Posted by Fabio 25 November 2009

Tom Sachs is a sculptor, probably best known for his elaborate recreations of various Modern icons, all of them masterpieces of engineering and design of one kind or another.

In an early show he made Knoll office furniture out of phone books and duct tape; later, he recreated Le Corbusier’s 1952 Unité d’Habitation using only foamcore and a glue gun. Other projects have included his versions of various Cold War masterpieces, like the Apollo 11 Lunar Excursion Module, and the bridge of the battleship USS Enterprise.

For many years, a small but significant part of Sachs’s production has dealt with cameras. From 1972 to the present, Tom Sachs not only explore the camera as both sculptural and functional object, but, perhaps more importantly, chart the course that photography and the globalization of precision manufacturing has taken over the past century.

A clay replica of a Nikon SLR camera that Sachs made when he was eight years old as a gift to his father.
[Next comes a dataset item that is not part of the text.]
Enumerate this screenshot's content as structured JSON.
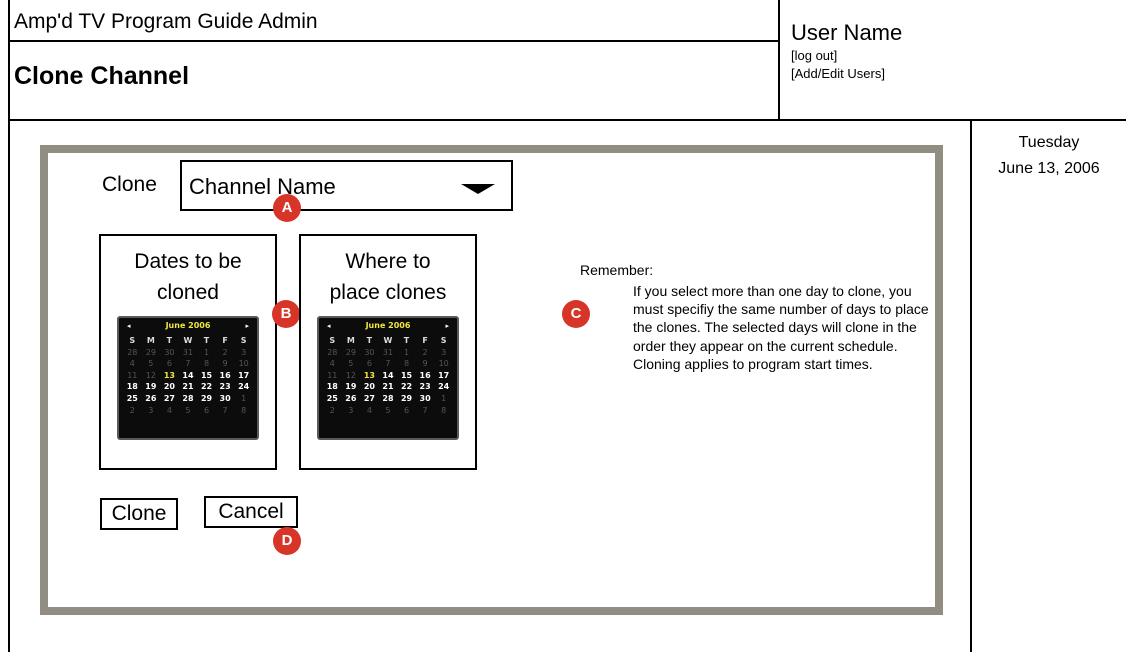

This contrasts with his recent elegy to the now-defunct Polaroid Corporation: a fully functional “instant” camera that has been cobbled together out of (among other things) a Canon digital camera, a tiny HP inkjet printer, and a battery from a Makita cordless drill.

Sachs’s cameras turn the tables on the usual artistic photographic process, where the image made with the camera is the “art” and the camera itself is merely a tool. Playing off the consumer fetishization of photographic equipment, Sachs’s cameras simultaneously deconstruct the technology of photography while at the same time revealing that these ubiquitous machines are compelling subjects in and of themselves.